For JavaScript there are libraries such as BigDecimal to help fix the issues, Ruby also has a library option called BigDecimal but of course developers still use language native operators and cannot be forced to use a math library..

Some languages like Java are much easier, just ensure you're being explicit (should be disciplined enough by now)

System.out.println(.1F + .2F);
// 0.3

But be careful because some languages like Go will go wrong when forcing the use of floats;

var a float64 = .1
var b float64 = .2
fmt.Println(a + b)
// 0.30000000000000004

The key is to understand your language of choice, and mentor team members that are not well informed.

Fixing defects in existing software

Don't fix the bugs!

Really, I'm not kidding. Don't go refactor your entire code base dot fix bugs. The software has a particular reliance on the faulty functionality and therefore it's likely the faultiness has forced the end-users or integrated systems to work around the defect (usually by treating values as strings or truncating values).

If you change the source of the defect now and the dependants work-arounds downstream are not removed you will just be facing a wider range of defects later.

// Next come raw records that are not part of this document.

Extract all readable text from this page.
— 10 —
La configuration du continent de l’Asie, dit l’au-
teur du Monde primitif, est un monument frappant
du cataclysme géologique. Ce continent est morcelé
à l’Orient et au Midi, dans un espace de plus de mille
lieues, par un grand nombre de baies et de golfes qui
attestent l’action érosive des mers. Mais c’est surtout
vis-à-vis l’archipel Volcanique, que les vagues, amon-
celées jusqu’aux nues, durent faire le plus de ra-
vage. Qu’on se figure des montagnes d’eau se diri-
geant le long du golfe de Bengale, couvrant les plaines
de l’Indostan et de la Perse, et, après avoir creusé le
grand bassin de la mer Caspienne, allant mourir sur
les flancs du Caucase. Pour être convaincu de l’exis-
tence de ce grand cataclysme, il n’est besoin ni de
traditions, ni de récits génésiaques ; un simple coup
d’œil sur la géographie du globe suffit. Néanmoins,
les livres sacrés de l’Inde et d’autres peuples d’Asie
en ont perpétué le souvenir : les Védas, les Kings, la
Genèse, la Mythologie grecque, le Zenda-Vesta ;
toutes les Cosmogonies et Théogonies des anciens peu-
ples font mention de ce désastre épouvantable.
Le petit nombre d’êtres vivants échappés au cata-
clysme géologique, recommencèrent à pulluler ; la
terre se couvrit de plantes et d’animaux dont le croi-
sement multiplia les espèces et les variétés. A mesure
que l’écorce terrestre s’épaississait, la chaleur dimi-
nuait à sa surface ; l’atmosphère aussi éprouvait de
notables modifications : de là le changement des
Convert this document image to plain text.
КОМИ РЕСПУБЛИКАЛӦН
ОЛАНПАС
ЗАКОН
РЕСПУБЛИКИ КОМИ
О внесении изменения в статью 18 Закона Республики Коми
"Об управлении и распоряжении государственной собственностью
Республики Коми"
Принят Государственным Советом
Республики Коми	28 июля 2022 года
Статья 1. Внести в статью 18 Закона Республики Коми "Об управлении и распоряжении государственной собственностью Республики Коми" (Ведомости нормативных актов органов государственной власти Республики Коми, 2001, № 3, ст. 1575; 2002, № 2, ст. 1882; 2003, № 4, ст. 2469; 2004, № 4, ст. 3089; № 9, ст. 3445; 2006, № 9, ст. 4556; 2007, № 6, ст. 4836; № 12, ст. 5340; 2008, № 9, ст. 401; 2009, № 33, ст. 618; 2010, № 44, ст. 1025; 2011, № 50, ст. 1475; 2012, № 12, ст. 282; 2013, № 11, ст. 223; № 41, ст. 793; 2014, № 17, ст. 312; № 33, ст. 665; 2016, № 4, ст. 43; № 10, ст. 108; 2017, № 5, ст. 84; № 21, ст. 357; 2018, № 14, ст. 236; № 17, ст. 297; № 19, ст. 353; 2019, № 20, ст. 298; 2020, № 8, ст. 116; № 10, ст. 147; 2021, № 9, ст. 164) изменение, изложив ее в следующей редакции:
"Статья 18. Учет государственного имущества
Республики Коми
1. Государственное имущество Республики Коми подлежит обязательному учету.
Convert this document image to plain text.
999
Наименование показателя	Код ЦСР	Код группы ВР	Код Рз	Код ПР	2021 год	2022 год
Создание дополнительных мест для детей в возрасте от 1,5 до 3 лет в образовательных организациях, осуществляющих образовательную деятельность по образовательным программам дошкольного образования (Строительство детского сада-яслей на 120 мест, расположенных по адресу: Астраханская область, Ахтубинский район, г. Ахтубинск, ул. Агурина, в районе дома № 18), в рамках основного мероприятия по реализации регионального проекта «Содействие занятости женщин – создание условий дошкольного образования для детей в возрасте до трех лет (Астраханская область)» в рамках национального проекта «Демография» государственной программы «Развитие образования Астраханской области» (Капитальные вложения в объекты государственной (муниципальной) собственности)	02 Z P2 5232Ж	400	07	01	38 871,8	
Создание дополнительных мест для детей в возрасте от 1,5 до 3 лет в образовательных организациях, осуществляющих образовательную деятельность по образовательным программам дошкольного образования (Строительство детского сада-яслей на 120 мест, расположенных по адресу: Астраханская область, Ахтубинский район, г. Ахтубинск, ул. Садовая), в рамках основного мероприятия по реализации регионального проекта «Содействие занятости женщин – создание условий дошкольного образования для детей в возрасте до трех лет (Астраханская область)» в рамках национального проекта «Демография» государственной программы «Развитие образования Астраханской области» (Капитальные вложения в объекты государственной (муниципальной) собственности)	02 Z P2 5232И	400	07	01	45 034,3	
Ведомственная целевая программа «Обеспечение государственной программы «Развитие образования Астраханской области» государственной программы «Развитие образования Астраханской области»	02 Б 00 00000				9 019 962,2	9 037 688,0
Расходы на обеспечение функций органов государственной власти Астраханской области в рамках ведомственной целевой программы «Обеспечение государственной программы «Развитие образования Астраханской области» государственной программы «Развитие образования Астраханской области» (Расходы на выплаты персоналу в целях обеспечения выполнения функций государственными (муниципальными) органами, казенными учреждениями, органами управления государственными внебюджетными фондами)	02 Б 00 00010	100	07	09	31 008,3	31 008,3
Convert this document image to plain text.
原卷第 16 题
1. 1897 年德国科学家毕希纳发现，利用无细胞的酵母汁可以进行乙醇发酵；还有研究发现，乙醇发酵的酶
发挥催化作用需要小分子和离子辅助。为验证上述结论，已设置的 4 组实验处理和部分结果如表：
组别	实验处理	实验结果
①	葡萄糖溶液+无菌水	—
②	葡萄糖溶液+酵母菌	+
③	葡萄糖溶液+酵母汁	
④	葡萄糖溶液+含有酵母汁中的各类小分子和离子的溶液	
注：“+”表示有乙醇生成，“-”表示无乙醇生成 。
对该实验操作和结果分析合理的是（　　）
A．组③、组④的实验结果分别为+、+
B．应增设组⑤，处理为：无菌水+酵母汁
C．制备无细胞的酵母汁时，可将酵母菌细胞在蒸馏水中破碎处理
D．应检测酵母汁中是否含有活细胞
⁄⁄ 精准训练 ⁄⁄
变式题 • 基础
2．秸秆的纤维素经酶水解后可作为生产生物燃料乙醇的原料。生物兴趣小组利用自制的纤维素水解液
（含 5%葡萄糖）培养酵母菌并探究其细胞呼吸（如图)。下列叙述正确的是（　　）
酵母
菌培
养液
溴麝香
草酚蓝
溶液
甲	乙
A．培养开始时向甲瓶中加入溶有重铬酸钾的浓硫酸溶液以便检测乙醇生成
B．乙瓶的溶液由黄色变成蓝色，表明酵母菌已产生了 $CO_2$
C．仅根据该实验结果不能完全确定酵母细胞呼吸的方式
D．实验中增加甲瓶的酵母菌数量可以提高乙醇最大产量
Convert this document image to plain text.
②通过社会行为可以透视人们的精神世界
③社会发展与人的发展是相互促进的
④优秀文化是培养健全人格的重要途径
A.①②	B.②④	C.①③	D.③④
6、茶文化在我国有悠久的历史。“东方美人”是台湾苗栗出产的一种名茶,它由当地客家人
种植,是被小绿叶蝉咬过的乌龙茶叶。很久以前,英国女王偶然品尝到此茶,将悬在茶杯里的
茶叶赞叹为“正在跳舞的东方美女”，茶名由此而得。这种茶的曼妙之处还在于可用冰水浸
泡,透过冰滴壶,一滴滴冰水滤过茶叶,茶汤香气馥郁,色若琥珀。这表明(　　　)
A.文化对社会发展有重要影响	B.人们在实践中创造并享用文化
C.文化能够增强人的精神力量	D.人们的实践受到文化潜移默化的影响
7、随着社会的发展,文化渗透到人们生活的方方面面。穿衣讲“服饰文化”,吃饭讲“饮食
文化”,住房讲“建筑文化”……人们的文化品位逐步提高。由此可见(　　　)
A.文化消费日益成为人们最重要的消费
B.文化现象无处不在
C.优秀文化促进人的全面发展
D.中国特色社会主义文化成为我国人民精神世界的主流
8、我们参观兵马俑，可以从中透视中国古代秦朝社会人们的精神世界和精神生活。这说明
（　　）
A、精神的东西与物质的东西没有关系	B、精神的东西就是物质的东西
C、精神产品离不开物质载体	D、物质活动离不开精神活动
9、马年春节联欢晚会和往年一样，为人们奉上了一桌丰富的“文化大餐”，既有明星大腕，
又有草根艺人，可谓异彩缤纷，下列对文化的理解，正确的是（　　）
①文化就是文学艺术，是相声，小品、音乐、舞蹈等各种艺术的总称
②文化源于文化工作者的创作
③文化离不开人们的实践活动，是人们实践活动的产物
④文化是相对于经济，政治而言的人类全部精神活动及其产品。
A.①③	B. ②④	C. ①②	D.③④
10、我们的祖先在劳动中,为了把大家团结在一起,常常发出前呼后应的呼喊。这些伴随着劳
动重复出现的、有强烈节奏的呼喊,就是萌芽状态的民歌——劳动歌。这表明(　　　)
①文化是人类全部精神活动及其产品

Amazingly you don't need to take my word for it, According to Edaena Salinas on SE-Radio #295, Microsoft Excel rounding issues in Excel that will never be fixed and they even went so far as to give the defects a name so as to legitimise them, they call the Mathematical precision defects of excel a "domain expectation" now.

The take away

If you've been reading my dribble you might be expecting an opinion around this point, sorry to disappoint, this is an education issue now. If even the language developers, well most of them, weren't aware of the IEEE standards or willing to be thorough enough to educate themselves and be good developers, what hope do companies even as large as Microsoft have to be precise?

We as individuals can only try our best.